While Mossa is looking into missing bodies, Pleiti is dealing with a body that has been found. The mad scholar/scientist that Mossa and Pleiti pursued in that first book, the man who pointed out that all of the busy research of the university was merely the ‘mimicking of known successes’ and had little chance of ever coming to fruition, the once respected rector of the university who may have derailed the university’s entire reason for being for centuries, has been found. Or at least his corpse has been.

But the effects of that death, and the events that led up to it, still chase our intrepid investigators. And may have more to do with all those missing bodies than anyone imagined.

Escape Rating A+: There’s something supremely comforting about this series – and I’m oh-so-happy it IS a series because The Mimicking of Known Successes could easily have been a one-off.

I think it’s the combination of the outlandish and exotic with the comforting and familiar. At first it seems pretty far out there, literally as well as figuratively. Jupiter is far away and seemingly totally inhospitable. And it kind of is. But still, humanity has adapted – at least physically. We’ve made it work.

At the same time, the way it works is so very human. They are still close enough in both time and space, relatively speaking, to see their lost home as something they might return to while also romanticizing the past and the possible future.
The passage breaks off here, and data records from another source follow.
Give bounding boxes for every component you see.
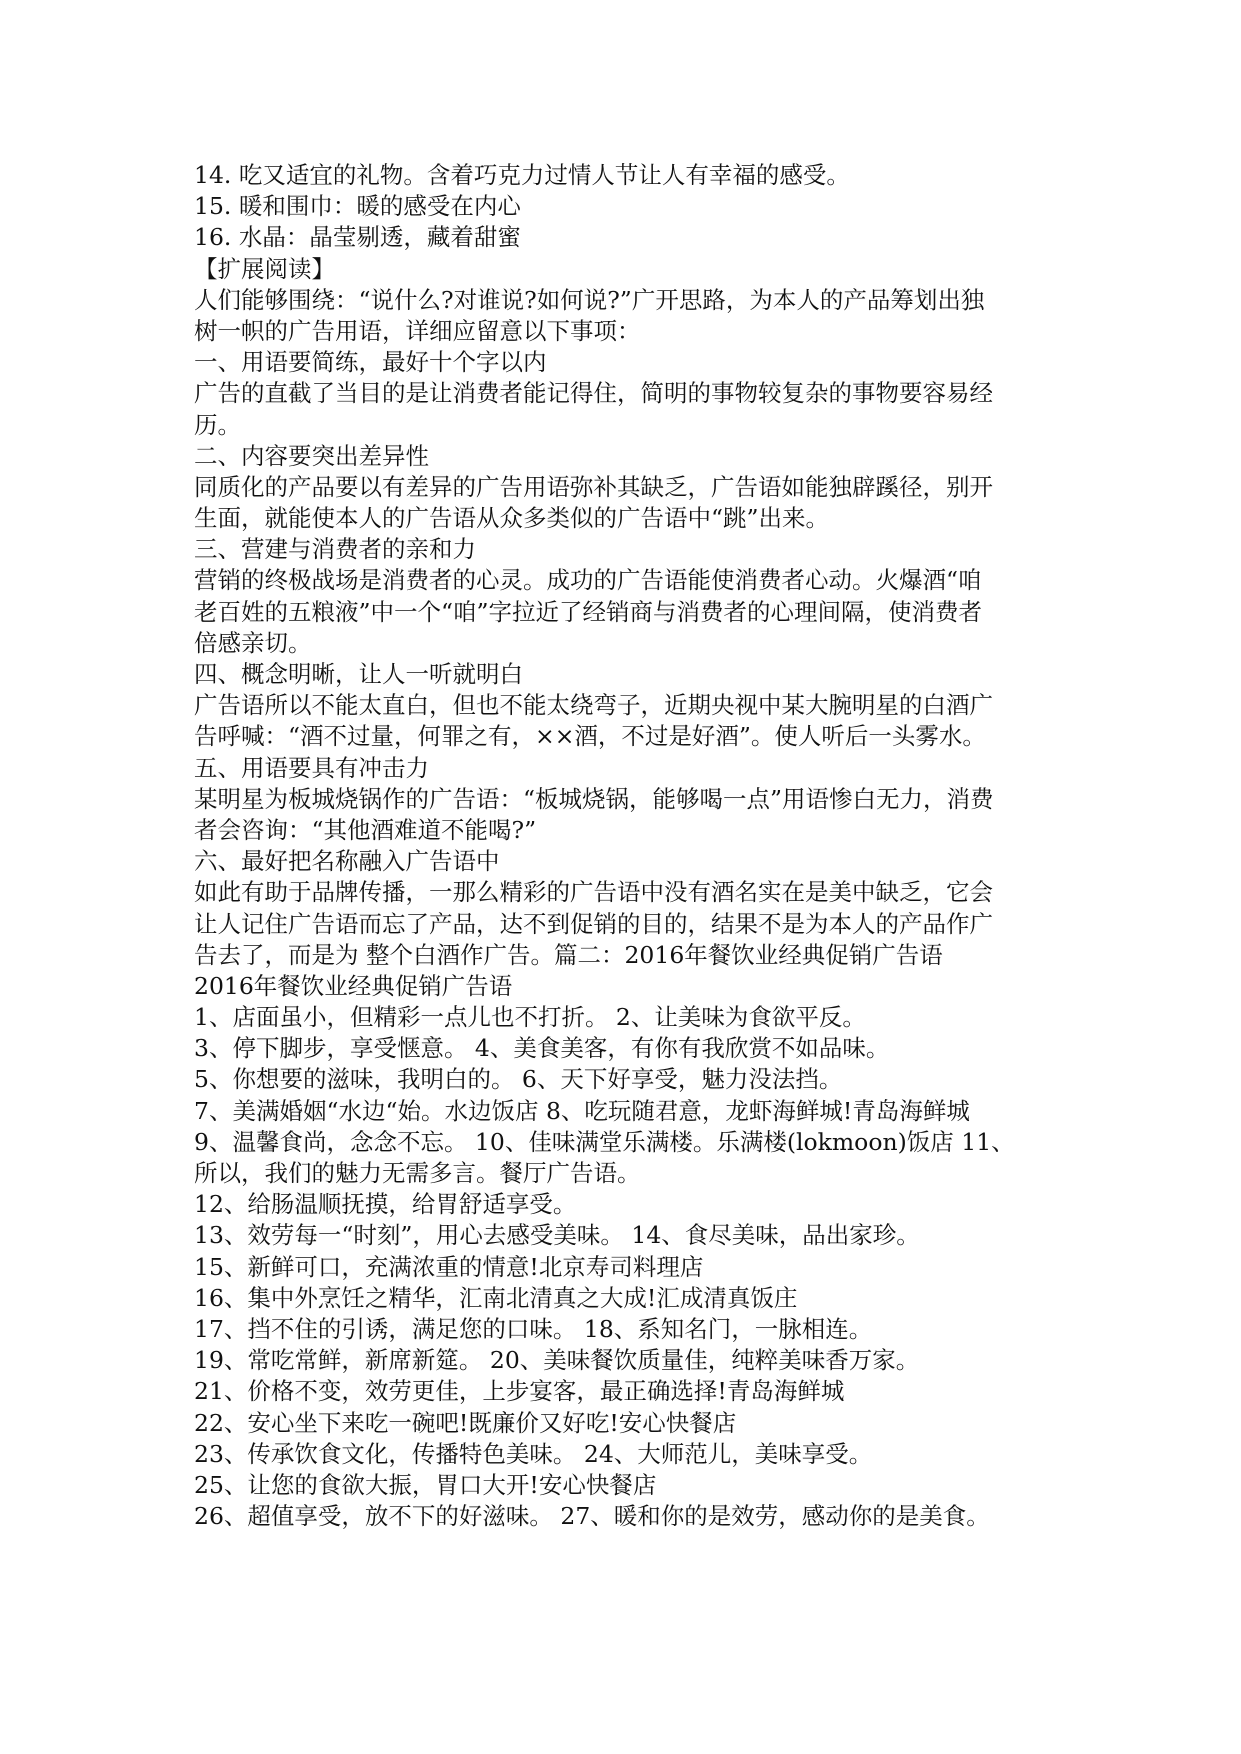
text-line: 告呼喊：“酒不过量，何罪之有，××酒，不过是好酒”。使人听后一头雾水。 — [194, 722, 986, 751]
text-line: 倍感亲切。 — [194, 628, 312, 657]
text-line: 14. 吃又适宜的礼物。含着巧克力过情人节让人有幸福的感受。 — [194, 161, 850, 189]
text-line: 7、美满婚姻“水边“始。水边饭店 8、吃玩随君意，龙虾海鲜城!青岛海鲜城 — [194, 1096, 970, 1125]
text-line: 六、最好把名称融入广告语中 — [194, 847, 500, 876]
text-line: 2016年餐饮业经典促销广告语 — [194, 971, 513, 1000]
text-line: 同质化的产品要以有差异的广告用语弥补其缺乏，广告语如能独辟蹊径，别开 — [194, 472, 993, 501]
text-line: 3、停下脚步，享受惬意。 4、美食美客，有你有我欣赏不如品味。 — [194, 1034, 890, 1063]
text-line: 【扩展阅读】 — [194, 254, 335, 283]
text-line: 三、营建与消费者的亲和力 — [194, 535, 476, 564]
text-line: 9、温馨食尚，念念不忘。 10、佳味满堂乐满楼。乐满楼(lokmoon)饭店 11、 — [194, 1127, 1015, 1156]
text-line: 1、店面虽小，但精彩一点儿也不打折。 2、让美味为食欲平反。 — [194, 1003, 866, 1032]
text-line: 16. 水晶：晶莹剔透，藏着甜蜜 — [194, 223, 521, 252]
text-line: 广告的直截了当目的是让消费者能记得住，简明的事物较复杂的事物要容易经 — [194, 379, 993, 408]
text-line: 19、常吃常鲜，新席新筵。 20、美味餐饮质量佳，纯粹美味香万家。 — [194, 1346, 920, 1375]
text-line: 5、你想要的滋味，我明白的。 6、天下好享受，魅力没法挡。 — [194, 1065, 843, 1094]
text-line: 如此有助于品牌传播，一那么精彩的广告语中没有酒名实在是美中缺乏，它会 — [194, 878, 993, 907]
text-line: 五、用语要具有冲击力 — [194, 753, 429, 782]
text-line: 二、内容要突出差异性 — [194, 441, 429, 470]
text-line: 人们能够围绕：“说什么?对谁说?如何说?”广开思路，为本人的产品筹划出独 — [194, 285, 985, 314]
text-line: 广告语所以不能太直白，但也不能太绕弯子，近期央视中某大腕明星的白酒广 — [194, 691, 993, 720]
text-line: 15. 暖和围巾：暖的感受在内心 — [194, 192, 521, 221]
text-line: 树一帜的广告用语，详细应留意以下事项： — [194, 316, 641, 345]
text-line: 21、价格不变，效劳更佳，上步宴客，最正确选择!青岛海鲜城 — [194, 1377, 845, 1406]
text-line: 某明星为板城烧锅作的广告语：“板城烧锅，能够喝一点”用语惨白无力，消费 — [194, 784, 994, 813]
text-line: 告去了，而是为 整个白酒作广告。篇二：2016年餐饮业经典促销广告语 — [194, 940, 943, 969]
text-line: 26、超值享受，放不下的好滋味。 27、暖和你的是效劳，感动你的是美食。 — [194, 1502, 990, 1531]
text-line: 一、用语要简练，最好十个字以内 — [194, 348, 547, 377]
text-line: 22、安心坐下来吃一碗吧!既廉价又好吃!安心快餐店 — [194, 1408, 737, 1437]
text-line: 25、让您的食欲大振，胃口大开!安心快餐店 — [194, 1470, 657, 1499]
text-line: 四、概念明晰，让人一听就明白 — [194, 660, 523, 688]
text-line: 老百姓的五粮液”中一个“咱”字拉近了经销商与消费者的心理间隔，使消费者 — [194, 597, 983, 626]
document-page — [194, 160, 1054, 1532]
text-line: 历。 — [194, 410, 241, 439]
text-line: 营销的终极战场是消费者的心灵。成功的广告语能使消费者心动。火爆酒“咱 — [194, 566, 982, 595]
text-line: 者会咨询：“其他酒难道不能喝?” — [194, 815, 537, 844]
text-line: 生面，就能使本人的广告语从众多类似的广告语中“跳”出来。 — [194, 504, 830, 533]
text-line: 17、挡不住的引诱，满足您的口味。 18、系知名门，一脉相连。 — [194, 1314, 873, 1343]
text-line: 让人记住广告语而忘了产品，达不到促销的目的，结果不是为本人的产品作广 — [194, 909, 993, 938]
text-line: 15、新鲜可口，充满浓重的情意!北京寿司料理店 — [194, 1252, 704, 1281]
text-line: 16、集中外烹饪之精华，汇南北清真之大成!汇成清真饭庄 — [194, 1283, 798, 1312]
text-line: 13、效劳每一“时刻”，用心去感受美味。 14、食尽美味，品出家珍。 — [194, 1221, 920, 1250]
text-line: 12、给肠温顺抚摸，给胃舒适享受。 — [194, 1190, 577, 1219]
text-line: 23、传承饮食文化，传播特色美味。 24、大师范儿，美味享受。 — [194, 1439, 873, 1468]
text-line: 所以，我们的魅力无需多言。餐厅广告语。 — [194, 1159, 641, 1187]
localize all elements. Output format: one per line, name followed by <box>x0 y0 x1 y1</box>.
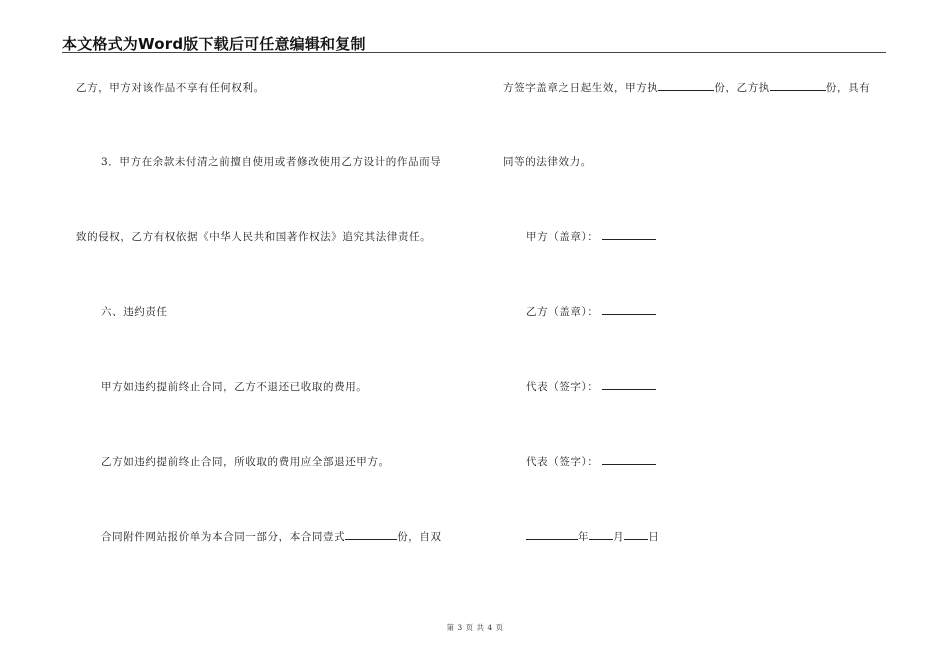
signature-rep-1-label: 代表（签字）： <box>526 381 599 393</box>
signature-representative-1 <box>526 379 656 394</box>
paragraph-party-b-breach: 乙方如违约提前终止合同，所收取的费用应全部退还甲方。 <box>101 456 390 468</box>
signature-rep-2-label: 代表（签字）： <box>526 456 599 468</box>
effective-text-b: 份，乙方执 <box>714 82 770 94</box>
attachment-text-end: 份，自双 <box>397 531 442 543</box>
date-line <box>526 529 659 544</box>
paragraph-infringement: 致的侵权，乙方有权依据《中华人民共和国著作权法》追究其法律责任。 <box>76 231 432 243</box>
signature-party-a-label: 甲方（盖章）： <box>526 231 599 243</box>
paragraph-attachment <box>101 529 442 544</box>
page-number-footer: 第 3 页 共 4 页 <box>446 623 504 632</box>
day-blank <box>624 529 648 540</box>
header-divider <box>62 52 886 53</box>
section-heading-breach: 六、违约责任 <box>101 306 168 318</box>
paragraph-effective <box>503 80 870 95</box>
date-day-label: 日 <box>648 531 660 543</box>
signature-rep-1-blank <box>602 379 656 390</box>
paragraph-rights: 乙方，甲方对该作品不享有任何权利。 <box>76 82 265 94</box>
signature-party-a <box>526 229 656 244</box>
signature-representative-2 <box>526 454 656 469</box>
signature-party-b-blank <box>602 304 656 315</box>
signature-rep-2-blank <box>602 454 656 465</box>
signature-party-a-blank <box>602 229 656 240</box>
document-header-title: 本文格式为Word版下载后可任意编辑和复制 <box>62 35 366 53</box>
copies-blank <box>345 529 397 540</box>
paragraph-legal-effect: 同等的法律效力。 <box>503 156 592 168</box>
month-blank <box>589 529 613 540</box>
signature-party-b <box>526 304 656 319</box>
signature-party-b-label: 乙方（盖章）： <box>526 306 599 318</box>
date-year-label: 年 <box>578 531 590 543</box>
year-blank <box>526 529 578 540</box>
paragraph-party-a-breach: 甲方如违约提前终止合同，乙方不退还已收取的费用。 <box>101 381 368 393</box>
party-a-copies-blank <box>658 80 714 91</box>
effective-text-c: 份，具有 <box>825 82 871 94</box>
date-month-label: 月 <box>613 531 625 543</box>
party-b-copies-blank <box>770 80 826 91</box>
paragraph-clause-3: 3．甲方在余款未付清之前擅自使用或者修改使用乙方设计的作品而导 <box>101 156 442 168</box>
effective-text-a: 方签字盖章之日起生效，甲方执 <box>503 82 659 94</box>
attachment-text-start: 合同附件网站报价单为本合同一部分，本合同壹式 <box>101 531 346 543</box>
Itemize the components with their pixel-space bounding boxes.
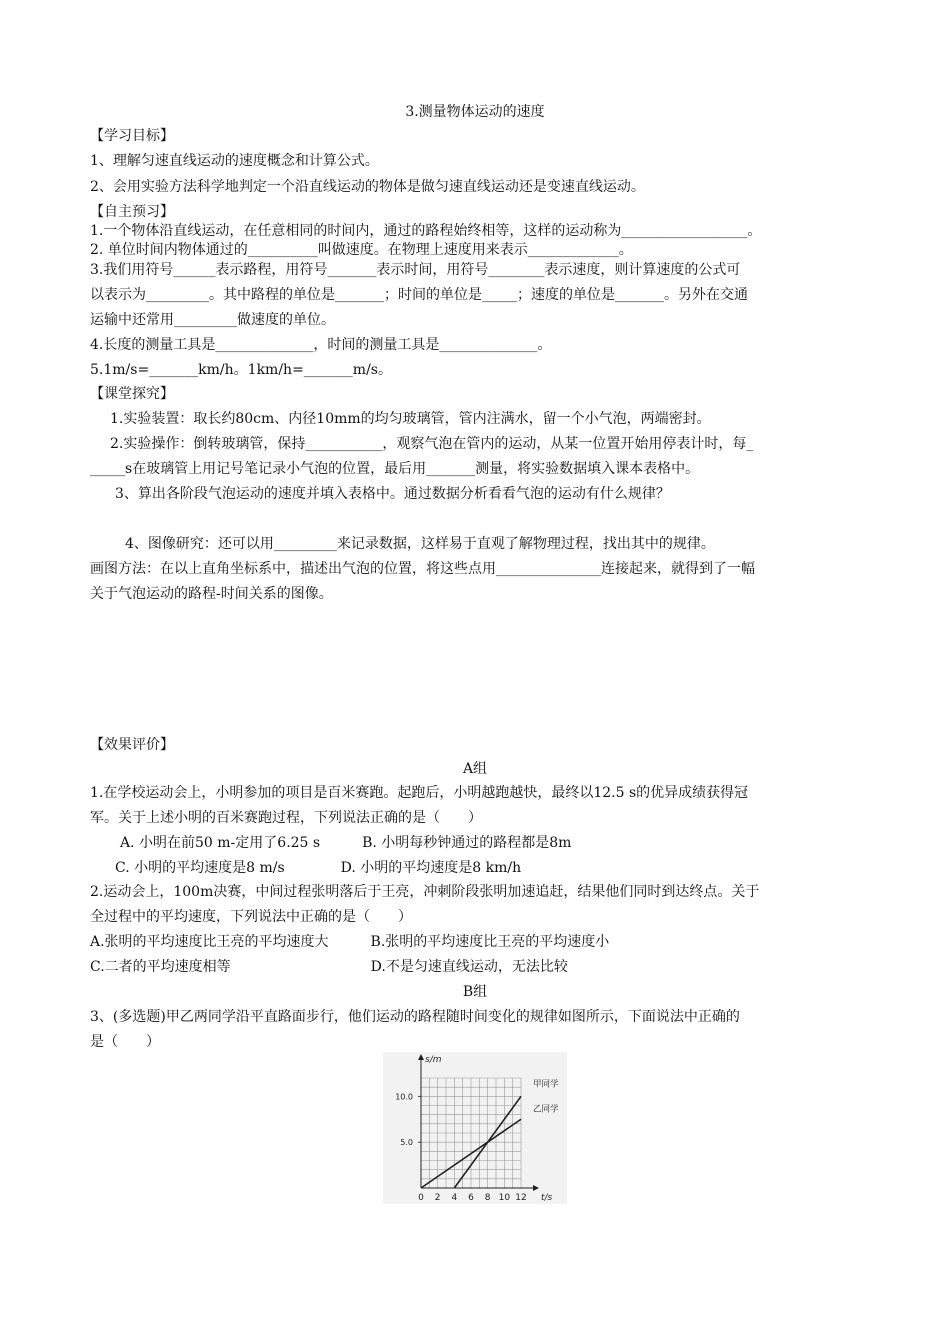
class-line: _____s在玻璃管上用记号笔记录小气泡的位置，最后用_______测量，将实验数据填入课本表格中。 — [90, 461, 700, 477]
x-tick-label: 0 — [418, 1193, 424, 1203]
question-line: 3、(多选题)甲乙两同学沿平直路面步行，他们运动的路程随时间变化的规律如图所示，下面说法中正确的 — [90, 1009, 740, 1025]
distance-time-chart — [383, 1052, 567, 1204]
x-tick-label: 4 — [451, 1193, 458, 1203]
preview-line: 4.长度的测量工具是______________，时间的测量工具是______________。 — [90, 337, 552, 353]
class-line: 2.实验操作：倒转玻璃管，保持___________，观察气泡在管内的运动，从某一位置开始用停表计时，每_ — [110, 436, 754, 452]
x-axis-label: t/s — [541, 1193, 553, 1203]
preview-line: 运输中还常用_________做速度的单位。 — [90, 312, 335, 328]
group-b-label: B组 — [462, 984, 488, 1000]
series-name-label: 甲同学 — [533, 1079, 559, 1090]
x-tick-label: 6 — [468, 1193, 474, 1203]
preview-line: 5.1m/s=_______km/h。1km/h=_______m/s。 — [90, 362, 392, 378]
option-line: A. 小明在前50 m-定用了6.25 s B. 小明每秒钟通过的路程都是8m — [120, 835, 572, 851]
y-tick-label: 5.0 — [400, 1138, 413, 1148]
page-title: 3.测量物体运动的速度 — [405, 104, 545, 120]
x-tick-label: 2 — [434, 1193, 441, 1203]
eval-header: 【效果评价】 — [90, 737, 174, 753]
x-tick-label: 8 — [484, 1193, 491, 1203]
option-line: A.张明的平均速度比王亮的平均速度大 B.张明的平均速度比王亮的平均速度小 — [90, 934, 610, 950]
class-header: 【课堂探究】 — [90, 386, 174, 402]
class-line: 3、算出各阶段气泡运动的速度并填入表格中。通过数据分析看看气泡的运动有什么规律？ — [115, 486, 670, 502]
goal-line: 1、理解匀速直线运动的速度概念和计算公式。 — [90, 153, 379, 169]
question-line: 1.在学校运动会上，小明参加的项目是百米赛跑。起跑后，小明越跑越快，最终以12.5 s的优异成绩获得冠 — [90, 785, 749, 801]
question-line: 军。关于上述小明的百米赛跑过程，下列说法正确的是（ ） — [90, 810, 482, 826]
class-line: 1.实验装置：取长约80cm、内径10mm的均匀玻璃管，管内注满水，留一个小气泡，两端密封。 — [110, 411, 711, 427]
goal-line: 2、会用实验方法科学地判定一个沿直线运动的物体是做匀速直线运动还是变速直线运动。 — [90, 179, 645, 195]
group-a-label: A组 — [462, 761, 488, 777]
y-axis-label: s/m — [425, 1055, 442, 1065]
preview-line: 1.一个物体沿直线运动，在任意相同的时间内，通过的路程始终相等，这样的运动称为__________________。 — [90, 223, 762, 239]
chart-background — [383, 1052, 567, 1204]
x-tick-label: 12 — [515, 1193, 527, 1203]
series-name-label: 乙同学 — [533, 1104, 559, 1115]
question-line: 是（ ） — [90, 1034, 160, 1050]
goals-header: 【学习目标】 — [90, 128, 174, 144]
class-line: 关于气泡运动的路程-时间关系的图像。 — [90, 586, 333, 602]
class-line: 4、图像研究：还可以用_________来记录数据，这样易于直观了解物理过程，找出其中的规律。 — [125, 536, 715, 552]
question-line: 2.运动会上，100m决赛，中间过程张明落后于王亮，冲刺阶段张明加速追赶，结果他们同时到达终点。关于 — [90, 884, 760, 900]
preview-header: 【自主预习】 — [90, 204, 174, 220]
class-line: 画图方法：在以上直角坐标系中，描述出气泡的位置，将这些点用_______________连接起来，就得到了一幅 — [90, 561, 755, 577]
option-line: C. 小明的平均速度是8 m/s D. 小明的平均速度是8 km/h — [115, 860, 522, 876]
x-tick-label: 10 — [498, 1193, 511, 1203]
preview-line: 2. 单位时间内物体通过的__________叫做速度。在物理上速度用来表示_____________。 — [90, 242, 633, 258]
preview-line: 以表示为_________。其中路程的单位是_______；时间的单位是_____；速度的单位是_______。另外在交通 — [90, 287, 748, 303]
option-line: C.二者的平均速度相等 D.不是匀速直线运动，无法比较 — [90, 959, 568, 975]
question-line: 全过程中的平均速度，下列说法中正确的是（ ） — [90, 909, 412, 925]
preview-line: 3.我们用符号______表示路程，用符号_______表示时间，用符号________表示速度，则计算速度的公式可 — [90, 262, 741, 278]
y-tick-label: 10.0 — [395, 1092, 413, 1102]
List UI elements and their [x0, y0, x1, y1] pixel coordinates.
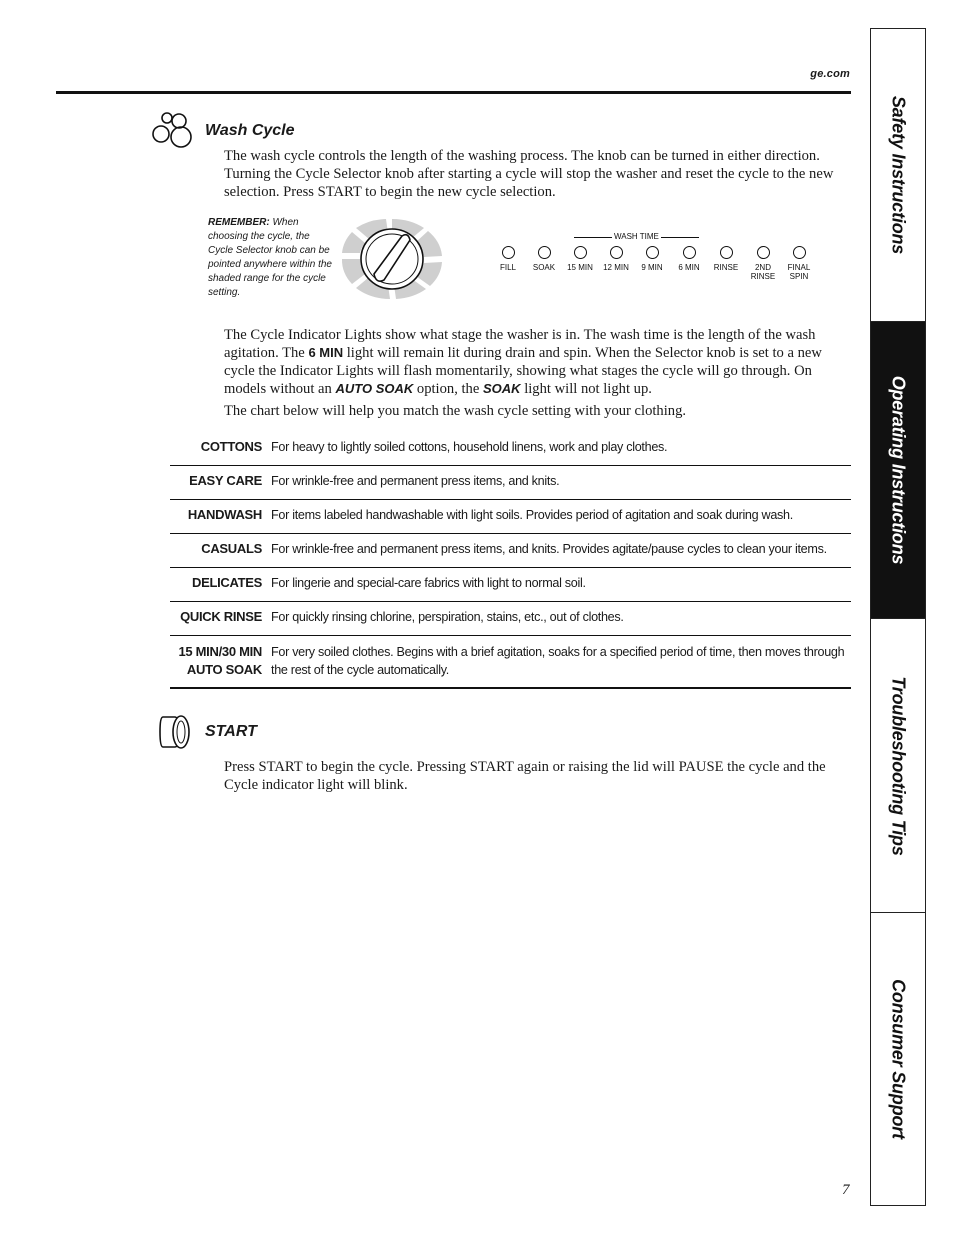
header-rule — [56, 91, 851, 94]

And the university is so very much academe in a nutshell, to the point where both books’ titles absolutely ring with the sense of academic politics being so vicious because the stakes are so small, caught up so tightly in the petty grievances of scholars that are more invested in scoring off against each other and/or proving their superiority than they are about real problems and practical solutions.

Which comes right back around to the whole story of the first book AND the motivations that lead to all those missing persons that Mossa is hunting for in this second one. Hunting, in fact, all the way around the train tracks that ring the planet to a hidden platform as far away from the University as it can get – and back around again to the place where both stories began.

To the University, and ultimately to the Earth it claims it wants to return them to – even as it settles into its comforts and grievances in a way that makes the reader wonder if anyone really, truly does.

What carries the story along, what holds it up around those rings and over that gas giant, is the relationship between Mossa and Pleiti. They live in different worlds, and approach those worlds from opposing perspectives. Mossa, the Investigator, the ultimate pragmatist, always on the hunt for a new mystery, and Pleiti, the scholar and dreamer ensconced within the comforts and comfortable stability of the university. Their relationship didn’t work the first time, because they couldn’t meet in the middle and let each other in.

This time around they’re a bit older, sometimes sadder, occasionally wiser. Or at least wise enough to know that they are better together than they are apart, even if that togetherness has and even requires more space that one or the other might desire.

Watching them try, following them as they attempt to join two worlds and two perspectives that aren’t intended to meet in any middle, adds something very special to this delightfully charming science fiction mystery that will keep readers coming back for more.

Particularly this reader, left desperately hoping for a third book in the series.